Messi terminó en Qatar una discusión bizantina que se prolongó durante años y que tenía una dialéctica intrínseca con la devoción a Maradona. La respuesta del rosarino apuntó más hacia la trascendencia. El escritor Hernán Casciari reivindica su exultante argentinidad desde el exilio en su célebre texto conocido como La valija de Lionel: “Había dos clases de inmigrantes: los que guardaban la valija en el ropero ni bien llegaban a España, decían «vale», «tío» y «hostias». Y los que teníamos la valija sin guardar manteníamos las costumbres, como por ejemplo el mate o el yeísmo. Decíamos yuvia, decíamos caye”.
El fundador de la revista Orsai y que también vivió tres lustros en tierras ibéricas, explica con gran emoción que esta historia épica no hubiera ocurrido jamás, si el Messi de quince años hubiera escondido su valija en el ropero.
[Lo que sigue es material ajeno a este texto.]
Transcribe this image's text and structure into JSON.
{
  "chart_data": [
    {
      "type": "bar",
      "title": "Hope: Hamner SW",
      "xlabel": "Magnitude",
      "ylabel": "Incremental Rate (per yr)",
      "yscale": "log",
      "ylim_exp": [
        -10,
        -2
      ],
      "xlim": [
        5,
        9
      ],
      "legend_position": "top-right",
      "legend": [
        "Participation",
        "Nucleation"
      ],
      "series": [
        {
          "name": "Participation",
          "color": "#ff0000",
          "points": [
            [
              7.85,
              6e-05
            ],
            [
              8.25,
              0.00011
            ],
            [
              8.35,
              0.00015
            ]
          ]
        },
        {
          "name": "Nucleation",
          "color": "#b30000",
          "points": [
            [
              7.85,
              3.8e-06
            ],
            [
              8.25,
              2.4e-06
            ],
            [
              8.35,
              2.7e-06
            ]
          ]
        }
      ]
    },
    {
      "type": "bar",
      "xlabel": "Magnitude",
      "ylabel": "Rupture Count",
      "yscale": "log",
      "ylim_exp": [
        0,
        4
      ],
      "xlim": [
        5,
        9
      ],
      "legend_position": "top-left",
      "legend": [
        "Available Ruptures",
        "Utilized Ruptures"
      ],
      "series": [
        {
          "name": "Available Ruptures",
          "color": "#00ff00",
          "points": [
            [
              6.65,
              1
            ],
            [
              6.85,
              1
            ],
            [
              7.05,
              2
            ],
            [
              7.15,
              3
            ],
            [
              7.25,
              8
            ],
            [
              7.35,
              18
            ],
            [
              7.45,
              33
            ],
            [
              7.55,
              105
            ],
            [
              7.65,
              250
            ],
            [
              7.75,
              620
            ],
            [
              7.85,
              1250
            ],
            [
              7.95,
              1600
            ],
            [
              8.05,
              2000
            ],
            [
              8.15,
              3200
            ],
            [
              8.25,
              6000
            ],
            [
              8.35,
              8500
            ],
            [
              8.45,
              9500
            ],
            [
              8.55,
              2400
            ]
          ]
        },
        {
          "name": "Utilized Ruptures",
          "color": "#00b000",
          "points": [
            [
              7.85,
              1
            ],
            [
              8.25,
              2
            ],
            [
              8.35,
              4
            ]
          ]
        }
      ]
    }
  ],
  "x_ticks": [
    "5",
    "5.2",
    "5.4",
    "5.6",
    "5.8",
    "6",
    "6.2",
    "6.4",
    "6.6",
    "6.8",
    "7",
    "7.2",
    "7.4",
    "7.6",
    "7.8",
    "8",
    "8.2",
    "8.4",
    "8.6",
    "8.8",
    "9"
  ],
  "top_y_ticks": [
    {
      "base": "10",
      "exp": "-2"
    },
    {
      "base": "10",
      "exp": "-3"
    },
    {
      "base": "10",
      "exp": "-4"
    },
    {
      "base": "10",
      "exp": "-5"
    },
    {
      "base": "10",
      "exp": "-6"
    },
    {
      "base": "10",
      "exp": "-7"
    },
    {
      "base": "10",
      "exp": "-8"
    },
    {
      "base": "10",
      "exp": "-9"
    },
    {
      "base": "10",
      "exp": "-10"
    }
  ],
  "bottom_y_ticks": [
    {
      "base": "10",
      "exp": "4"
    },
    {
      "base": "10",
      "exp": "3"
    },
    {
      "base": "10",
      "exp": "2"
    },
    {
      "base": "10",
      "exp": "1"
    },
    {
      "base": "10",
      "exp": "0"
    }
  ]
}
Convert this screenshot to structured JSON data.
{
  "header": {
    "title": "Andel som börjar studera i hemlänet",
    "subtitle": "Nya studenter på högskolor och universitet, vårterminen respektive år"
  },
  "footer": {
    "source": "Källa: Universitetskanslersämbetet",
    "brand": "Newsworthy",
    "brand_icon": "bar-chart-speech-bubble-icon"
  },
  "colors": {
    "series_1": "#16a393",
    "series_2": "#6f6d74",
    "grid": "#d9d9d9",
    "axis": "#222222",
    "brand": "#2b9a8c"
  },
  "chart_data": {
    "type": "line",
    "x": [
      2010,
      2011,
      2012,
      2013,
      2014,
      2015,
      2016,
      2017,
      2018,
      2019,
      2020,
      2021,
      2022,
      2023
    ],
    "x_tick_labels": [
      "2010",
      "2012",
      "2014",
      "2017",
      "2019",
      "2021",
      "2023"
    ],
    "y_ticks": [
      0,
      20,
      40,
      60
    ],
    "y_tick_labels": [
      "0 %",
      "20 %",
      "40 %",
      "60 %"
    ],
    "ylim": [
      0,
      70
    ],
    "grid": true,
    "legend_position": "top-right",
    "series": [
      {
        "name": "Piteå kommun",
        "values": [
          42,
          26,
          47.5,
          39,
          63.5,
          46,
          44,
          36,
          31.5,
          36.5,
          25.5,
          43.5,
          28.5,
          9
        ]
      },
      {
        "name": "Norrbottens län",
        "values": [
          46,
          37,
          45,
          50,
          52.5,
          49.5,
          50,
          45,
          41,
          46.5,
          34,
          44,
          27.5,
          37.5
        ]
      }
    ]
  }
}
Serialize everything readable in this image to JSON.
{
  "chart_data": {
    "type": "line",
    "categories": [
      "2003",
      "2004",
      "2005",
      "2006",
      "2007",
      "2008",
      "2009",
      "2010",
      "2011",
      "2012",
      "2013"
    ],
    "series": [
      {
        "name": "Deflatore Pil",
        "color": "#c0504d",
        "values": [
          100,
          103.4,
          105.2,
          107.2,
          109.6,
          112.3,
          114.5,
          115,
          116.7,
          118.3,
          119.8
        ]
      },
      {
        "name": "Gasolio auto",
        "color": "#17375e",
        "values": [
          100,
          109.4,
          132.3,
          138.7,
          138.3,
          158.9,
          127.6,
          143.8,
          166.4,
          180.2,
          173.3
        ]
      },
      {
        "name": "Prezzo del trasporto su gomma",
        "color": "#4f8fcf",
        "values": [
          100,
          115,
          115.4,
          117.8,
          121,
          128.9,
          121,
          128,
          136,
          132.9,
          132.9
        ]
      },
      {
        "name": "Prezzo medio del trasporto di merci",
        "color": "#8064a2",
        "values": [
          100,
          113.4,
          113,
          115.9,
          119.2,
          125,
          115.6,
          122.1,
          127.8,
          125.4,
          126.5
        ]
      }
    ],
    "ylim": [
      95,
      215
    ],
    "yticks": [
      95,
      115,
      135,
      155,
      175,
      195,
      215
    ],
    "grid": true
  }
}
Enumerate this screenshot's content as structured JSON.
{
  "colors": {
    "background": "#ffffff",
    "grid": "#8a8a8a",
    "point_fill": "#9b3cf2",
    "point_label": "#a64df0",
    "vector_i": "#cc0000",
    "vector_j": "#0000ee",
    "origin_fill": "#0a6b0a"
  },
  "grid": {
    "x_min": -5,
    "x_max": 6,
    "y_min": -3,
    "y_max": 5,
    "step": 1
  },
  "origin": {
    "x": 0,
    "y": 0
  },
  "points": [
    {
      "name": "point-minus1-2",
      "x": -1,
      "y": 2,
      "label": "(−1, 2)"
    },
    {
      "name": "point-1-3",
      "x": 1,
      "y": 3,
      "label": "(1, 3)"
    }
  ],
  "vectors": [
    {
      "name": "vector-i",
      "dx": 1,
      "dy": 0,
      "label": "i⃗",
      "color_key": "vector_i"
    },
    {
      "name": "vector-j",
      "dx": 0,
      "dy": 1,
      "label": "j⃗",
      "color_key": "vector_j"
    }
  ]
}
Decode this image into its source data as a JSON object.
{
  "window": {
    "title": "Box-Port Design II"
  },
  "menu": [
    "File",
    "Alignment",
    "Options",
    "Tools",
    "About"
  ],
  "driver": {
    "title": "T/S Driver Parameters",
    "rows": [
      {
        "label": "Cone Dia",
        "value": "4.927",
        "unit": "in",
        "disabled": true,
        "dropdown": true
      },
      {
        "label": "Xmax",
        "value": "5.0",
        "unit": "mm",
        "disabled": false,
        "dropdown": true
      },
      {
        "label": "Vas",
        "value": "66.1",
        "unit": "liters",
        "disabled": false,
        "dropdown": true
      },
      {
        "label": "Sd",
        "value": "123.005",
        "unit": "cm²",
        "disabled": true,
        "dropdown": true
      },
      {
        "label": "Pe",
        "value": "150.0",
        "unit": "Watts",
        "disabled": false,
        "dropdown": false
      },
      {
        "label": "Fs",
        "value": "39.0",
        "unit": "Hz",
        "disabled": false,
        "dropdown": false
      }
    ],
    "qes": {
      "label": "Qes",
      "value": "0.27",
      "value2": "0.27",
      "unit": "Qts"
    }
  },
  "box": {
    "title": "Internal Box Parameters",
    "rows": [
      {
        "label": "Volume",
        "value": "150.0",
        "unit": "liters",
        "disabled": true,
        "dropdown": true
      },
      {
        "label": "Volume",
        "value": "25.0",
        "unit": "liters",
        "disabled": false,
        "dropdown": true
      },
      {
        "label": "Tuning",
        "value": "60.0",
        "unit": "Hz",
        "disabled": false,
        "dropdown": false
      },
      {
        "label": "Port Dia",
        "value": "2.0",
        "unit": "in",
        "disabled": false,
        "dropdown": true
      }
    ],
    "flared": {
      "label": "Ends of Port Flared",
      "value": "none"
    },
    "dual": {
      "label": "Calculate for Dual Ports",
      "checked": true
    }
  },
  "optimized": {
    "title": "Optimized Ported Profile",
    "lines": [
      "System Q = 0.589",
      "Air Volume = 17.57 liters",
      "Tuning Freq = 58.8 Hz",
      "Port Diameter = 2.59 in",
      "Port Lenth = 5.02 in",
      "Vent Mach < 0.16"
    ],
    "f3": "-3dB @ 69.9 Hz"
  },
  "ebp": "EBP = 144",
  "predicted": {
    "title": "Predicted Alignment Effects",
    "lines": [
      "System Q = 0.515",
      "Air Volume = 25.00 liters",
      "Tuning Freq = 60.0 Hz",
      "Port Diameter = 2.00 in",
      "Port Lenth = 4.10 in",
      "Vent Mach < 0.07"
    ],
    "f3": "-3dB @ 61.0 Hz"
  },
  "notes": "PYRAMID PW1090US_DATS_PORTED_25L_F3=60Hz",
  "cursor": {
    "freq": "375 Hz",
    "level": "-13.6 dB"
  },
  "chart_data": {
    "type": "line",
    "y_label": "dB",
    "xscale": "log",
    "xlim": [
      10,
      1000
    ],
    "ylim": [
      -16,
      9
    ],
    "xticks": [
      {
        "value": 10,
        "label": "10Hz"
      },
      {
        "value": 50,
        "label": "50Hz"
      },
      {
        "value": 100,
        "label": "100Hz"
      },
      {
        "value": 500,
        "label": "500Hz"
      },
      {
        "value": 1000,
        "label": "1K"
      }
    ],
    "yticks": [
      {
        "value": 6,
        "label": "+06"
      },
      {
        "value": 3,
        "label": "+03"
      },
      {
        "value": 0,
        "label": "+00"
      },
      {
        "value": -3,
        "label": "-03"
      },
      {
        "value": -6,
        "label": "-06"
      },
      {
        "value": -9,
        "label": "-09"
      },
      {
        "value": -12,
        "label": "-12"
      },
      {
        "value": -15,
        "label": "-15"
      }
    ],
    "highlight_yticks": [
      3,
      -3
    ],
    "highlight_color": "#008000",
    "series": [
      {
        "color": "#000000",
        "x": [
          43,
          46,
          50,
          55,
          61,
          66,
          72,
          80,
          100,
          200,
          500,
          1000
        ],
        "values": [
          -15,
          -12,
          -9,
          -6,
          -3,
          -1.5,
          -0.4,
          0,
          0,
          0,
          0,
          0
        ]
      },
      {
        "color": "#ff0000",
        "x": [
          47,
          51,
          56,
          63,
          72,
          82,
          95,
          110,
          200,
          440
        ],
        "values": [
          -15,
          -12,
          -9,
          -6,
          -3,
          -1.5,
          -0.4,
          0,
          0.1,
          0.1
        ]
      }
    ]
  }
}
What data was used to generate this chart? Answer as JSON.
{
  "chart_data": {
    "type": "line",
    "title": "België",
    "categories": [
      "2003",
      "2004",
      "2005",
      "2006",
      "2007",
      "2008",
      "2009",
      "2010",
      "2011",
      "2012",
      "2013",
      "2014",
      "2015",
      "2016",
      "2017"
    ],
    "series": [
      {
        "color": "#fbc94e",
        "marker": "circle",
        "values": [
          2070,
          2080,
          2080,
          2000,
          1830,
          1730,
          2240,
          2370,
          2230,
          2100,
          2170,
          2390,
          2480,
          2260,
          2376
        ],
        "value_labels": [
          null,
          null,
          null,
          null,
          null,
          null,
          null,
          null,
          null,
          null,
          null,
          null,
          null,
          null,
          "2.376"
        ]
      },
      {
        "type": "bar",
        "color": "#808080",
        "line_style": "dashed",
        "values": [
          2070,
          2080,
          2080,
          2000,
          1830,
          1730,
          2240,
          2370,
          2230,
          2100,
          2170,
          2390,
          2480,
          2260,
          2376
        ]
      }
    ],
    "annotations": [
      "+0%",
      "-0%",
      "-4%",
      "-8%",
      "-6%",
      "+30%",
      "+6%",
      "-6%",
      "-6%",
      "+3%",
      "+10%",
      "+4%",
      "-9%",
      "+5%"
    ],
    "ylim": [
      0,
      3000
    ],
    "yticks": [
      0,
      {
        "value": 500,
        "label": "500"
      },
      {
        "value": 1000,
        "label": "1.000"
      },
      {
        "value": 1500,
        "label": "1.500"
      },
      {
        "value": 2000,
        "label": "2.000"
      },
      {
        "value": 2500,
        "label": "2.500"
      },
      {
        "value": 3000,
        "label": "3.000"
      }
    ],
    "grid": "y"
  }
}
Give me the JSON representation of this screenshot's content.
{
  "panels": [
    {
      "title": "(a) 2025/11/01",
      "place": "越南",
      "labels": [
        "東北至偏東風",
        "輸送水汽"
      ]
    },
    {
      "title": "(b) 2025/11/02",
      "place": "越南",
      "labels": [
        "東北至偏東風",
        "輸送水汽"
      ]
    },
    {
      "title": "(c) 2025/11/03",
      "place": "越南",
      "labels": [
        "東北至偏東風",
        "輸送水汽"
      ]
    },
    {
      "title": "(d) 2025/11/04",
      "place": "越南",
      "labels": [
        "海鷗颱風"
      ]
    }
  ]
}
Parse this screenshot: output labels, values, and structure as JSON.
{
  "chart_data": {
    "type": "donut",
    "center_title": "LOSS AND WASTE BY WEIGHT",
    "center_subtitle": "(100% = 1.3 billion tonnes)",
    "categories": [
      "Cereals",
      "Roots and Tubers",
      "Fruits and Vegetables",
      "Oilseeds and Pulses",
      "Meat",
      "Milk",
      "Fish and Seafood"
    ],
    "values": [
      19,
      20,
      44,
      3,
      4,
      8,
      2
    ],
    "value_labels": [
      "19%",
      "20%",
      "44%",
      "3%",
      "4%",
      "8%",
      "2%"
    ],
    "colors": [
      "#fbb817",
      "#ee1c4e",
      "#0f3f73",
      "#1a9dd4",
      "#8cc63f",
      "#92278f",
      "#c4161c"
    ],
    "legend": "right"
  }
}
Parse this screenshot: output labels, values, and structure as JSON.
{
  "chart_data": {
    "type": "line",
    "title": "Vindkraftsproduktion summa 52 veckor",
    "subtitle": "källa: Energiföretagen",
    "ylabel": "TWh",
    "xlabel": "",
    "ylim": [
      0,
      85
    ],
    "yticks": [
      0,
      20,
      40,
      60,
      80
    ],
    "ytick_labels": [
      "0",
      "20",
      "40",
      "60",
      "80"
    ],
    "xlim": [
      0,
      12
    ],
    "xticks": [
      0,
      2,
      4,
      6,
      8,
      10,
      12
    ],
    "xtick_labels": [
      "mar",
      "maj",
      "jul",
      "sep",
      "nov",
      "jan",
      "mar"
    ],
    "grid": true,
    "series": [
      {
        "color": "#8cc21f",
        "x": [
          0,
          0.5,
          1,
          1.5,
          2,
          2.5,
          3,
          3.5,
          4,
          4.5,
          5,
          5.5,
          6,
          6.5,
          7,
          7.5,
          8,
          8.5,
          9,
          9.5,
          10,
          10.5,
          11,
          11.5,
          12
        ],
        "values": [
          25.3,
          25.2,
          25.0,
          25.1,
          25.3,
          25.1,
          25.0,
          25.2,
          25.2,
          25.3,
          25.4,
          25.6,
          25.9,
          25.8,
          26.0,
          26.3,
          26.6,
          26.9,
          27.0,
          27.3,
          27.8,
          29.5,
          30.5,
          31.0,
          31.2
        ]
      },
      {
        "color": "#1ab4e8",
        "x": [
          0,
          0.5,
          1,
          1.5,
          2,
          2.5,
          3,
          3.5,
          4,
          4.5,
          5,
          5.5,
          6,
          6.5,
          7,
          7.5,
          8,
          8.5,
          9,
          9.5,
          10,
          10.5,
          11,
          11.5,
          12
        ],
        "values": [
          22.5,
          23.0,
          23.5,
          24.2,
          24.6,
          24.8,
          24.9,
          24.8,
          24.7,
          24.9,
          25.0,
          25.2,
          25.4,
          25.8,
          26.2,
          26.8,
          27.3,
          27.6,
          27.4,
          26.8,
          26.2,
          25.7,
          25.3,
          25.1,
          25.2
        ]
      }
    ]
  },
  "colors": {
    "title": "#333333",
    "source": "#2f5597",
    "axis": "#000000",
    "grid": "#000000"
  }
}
Sin embargo, nunca equivocó su acento ni olvidó su lugar en el mundo. De hecho, asegura que aquella frase picante y después re contra viralizada de: “¿Qué mirá’, bobo? ¡Andá payá!”, que para muchos pudo ser anecdótica o pintoresca, para los argentinos como él que vigilaron su acento desde que llegó a Barcelona, fue una frase perfecta, porque se comió todas las eses y su yeísmo seguía intacto: “Por eso la humanidad entera deseaba el triunfo de Lionel con tanta fuerza. Nunca nadie había visto, en la cima del mundo, a un hombre sencillo”.